Comment situez-vous le positionnement de l’entreprise face à la notion de responsabilité sociale?
C’est l’avènement d’une nouvelle réalité, avec une double facette : celle du marché, c’est-à-dire le consommateur, et celle liée à l’entreprise avec la notion de compétitivité. La dimension marché, c’est l’avènement d’une nouvelle génération de consommateurs qui sont de plus en plus exigeants par rapport à des domaines plus ou moins nouveaux à l’entreprise : les droit Humains essentiellement et les normes sociales et sanitaires. Cette nouvelle génération de consommateurs est plus attentive, non seulement à la qualité et au prix des biens qu’elle souhaite acquérir, mais aussi et surtout à la façon dont ces produits sont fabriqués : y a t-il un respect du travail décent, de la législation de travail ? En somme, y a-t-il respect des normes sociales et environnementales ? Et tout cela installe de facto l’entreprise dans le périmètre de responsabilité sociale et environnementale.
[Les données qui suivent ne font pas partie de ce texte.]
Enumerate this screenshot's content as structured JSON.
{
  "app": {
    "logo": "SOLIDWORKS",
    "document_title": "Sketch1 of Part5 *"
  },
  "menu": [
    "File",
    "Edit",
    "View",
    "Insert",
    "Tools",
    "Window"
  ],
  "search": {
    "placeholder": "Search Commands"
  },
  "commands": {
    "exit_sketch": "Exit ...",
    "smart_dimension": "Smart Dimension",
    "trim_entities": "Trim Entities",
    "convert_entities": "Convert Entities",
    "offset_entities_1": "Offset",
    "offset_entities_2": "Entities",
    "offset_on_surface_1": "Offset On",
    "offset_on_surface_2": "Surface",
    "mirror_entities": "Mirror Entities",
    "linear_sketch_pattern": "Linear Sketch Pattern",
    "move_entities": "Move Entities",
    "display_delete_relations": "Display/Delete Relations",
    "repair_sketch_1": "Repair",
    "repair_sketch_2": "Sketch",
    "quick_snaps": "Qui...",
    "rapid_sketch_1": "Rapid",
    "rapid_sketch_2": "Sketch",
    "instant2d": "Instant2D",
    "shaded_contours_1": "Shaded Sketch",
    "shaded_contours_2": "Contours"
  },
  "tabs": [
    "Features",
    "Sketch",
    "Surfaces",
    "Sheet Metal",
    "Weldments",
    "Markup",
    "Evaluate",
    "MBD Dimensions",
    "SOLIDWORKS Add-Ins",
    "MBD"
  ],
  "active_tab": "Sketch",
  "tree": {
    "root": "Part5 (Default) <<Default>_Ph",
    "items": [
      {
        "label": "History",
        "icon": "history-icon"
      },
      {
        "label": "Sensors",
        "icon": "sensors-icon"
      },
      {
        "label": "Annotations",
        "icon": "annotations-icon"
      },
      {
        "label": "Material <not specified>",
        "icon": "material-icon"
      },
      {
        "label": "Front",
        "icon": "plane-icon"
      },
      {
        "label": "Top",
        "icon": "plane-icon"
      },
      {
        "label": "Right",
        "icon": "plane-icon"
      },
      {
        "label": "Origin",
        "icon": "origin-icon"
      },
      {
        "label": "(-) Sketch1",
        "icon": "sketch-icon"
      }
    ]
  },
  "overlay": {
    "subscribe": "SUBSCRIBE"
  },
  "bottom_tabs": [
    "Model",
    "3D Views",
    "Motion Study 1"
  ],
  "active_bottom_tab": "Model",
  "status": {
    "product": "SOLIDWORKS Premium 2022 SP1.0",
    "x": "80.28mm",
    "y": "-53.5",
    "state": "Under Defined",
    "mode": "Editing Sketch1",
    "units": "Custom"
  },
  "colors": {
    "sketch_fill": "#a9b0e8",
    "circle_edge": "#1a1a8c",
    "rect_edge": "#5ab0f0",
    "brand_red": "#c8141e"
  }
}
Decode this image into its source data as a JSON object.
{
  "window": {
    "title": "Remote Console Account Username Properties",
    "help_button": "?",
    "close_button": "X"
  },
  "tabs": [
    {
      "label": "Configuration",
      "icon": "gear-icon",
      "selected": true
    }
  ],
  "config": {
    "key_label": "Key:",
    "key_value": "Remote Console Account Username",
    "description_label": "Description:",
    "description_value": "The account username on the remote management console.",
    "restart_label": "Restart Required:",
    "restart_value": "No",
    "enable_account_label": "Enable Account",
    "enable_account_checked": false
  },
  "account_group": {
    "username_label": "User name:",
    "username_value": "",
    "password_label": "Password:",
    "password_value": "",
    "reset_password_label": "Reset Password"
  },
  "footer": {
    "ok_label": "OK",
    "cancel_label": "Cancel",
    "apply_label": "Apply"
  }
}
C’est donc une exigence, voire la normalité. La normalité en termes de consommation c’est de respecter des exigences qui sont à la fois de nature juridique, sociale et environnementale. Ça c’est du côté marché. Du coté du producteur, c’est -à-dire de l’entreprise, cette dimension marché a imposé et a complètement changé les déterminants de la compétitivité : les normes sociales, environnementales, sanitaires et tout les droits fondamentaux deviennent désormais déterminants de compétitivité pour les entreprises. La responsabilité sociale et environnementale de l’entreprise n’est pas un discours, mais une exigence à la fois de la survie et de compétitivité. Il faut voir dans tout cela l’expression d’un nouveau modèle économique. Le Maroc doit s’inscrire dans cette dynamique, parce qu’il est lié avec des accords de libre-échange qui imposent l’adoption de ces normes. Nos entreprises doivent s’y inscrire si elles veulent continuer à être performantes aussi bien au niveau du marché intérieur qu’au niveau du marché mondial.

Récapitulons, la RSE est un déterminant de la compétitivité. Comment cela s’opère-t-il sur le terrain ?
La RSE est un nouvel avantage comparatif, compétitif et même stratégique. J’irais plus loin : il ne suffit pas de respecter les normes environnementales et sociales, l’entreprise doit avoir la capacité à faire participer les salariés à la performance globale de l’entreprise, dans le sens où même les éléments liés à la pratique de la démocratie participative au sein de l’entreprise, deviennent les vrais leviers de la compétitivité. La compétitivité se gagne, certes, par le respect des normes juridiques, sociales et environnementales, mais aussi, par la capacité à créer un environnement basé sur le dialogue, la concertation, l’écoute et le partage. Et c’est là le sens véritable de la responsabilité sociétale de l’entreprise.

Mais l’entreprise n’est-elle pas une démocratie ? 

Si. Pas au sens politicien du terme, bien entendu. L’écoute des salariés pour l’amélioration des choix technologiques, des processus de production, de commercialisation est une forme de démocratie. Cela apporte une valeur ajoutée à l’ensemble de l’entreprise en permettant au génie du salarié de s’exprimer au même titre que celui du manager ou du propriétaire. La performance globale aujourd’hui se définit comme étant une performance à laquelle contribue à la fois le détenteur du capital, le manager et les salariés. Nous rentrons, alors, dans des relations professionnelles, modernes, ouvertes, où la participation, l’écoute et donc la démocratie sociale, deviennent des éléments clés de la compétitivité. Il ne suffit pas de mettre en place des innovations technologiques majeures pour pouvoir gagner, mais c’est la capacité d’une structure à mobiliser le génie de tous les acteurs, pour produire plus et mieux et pour être en phase avec les objectifs globaux et à la stratégie globale de l’entreprise.

Cela repose la question du modèle du contrat social… 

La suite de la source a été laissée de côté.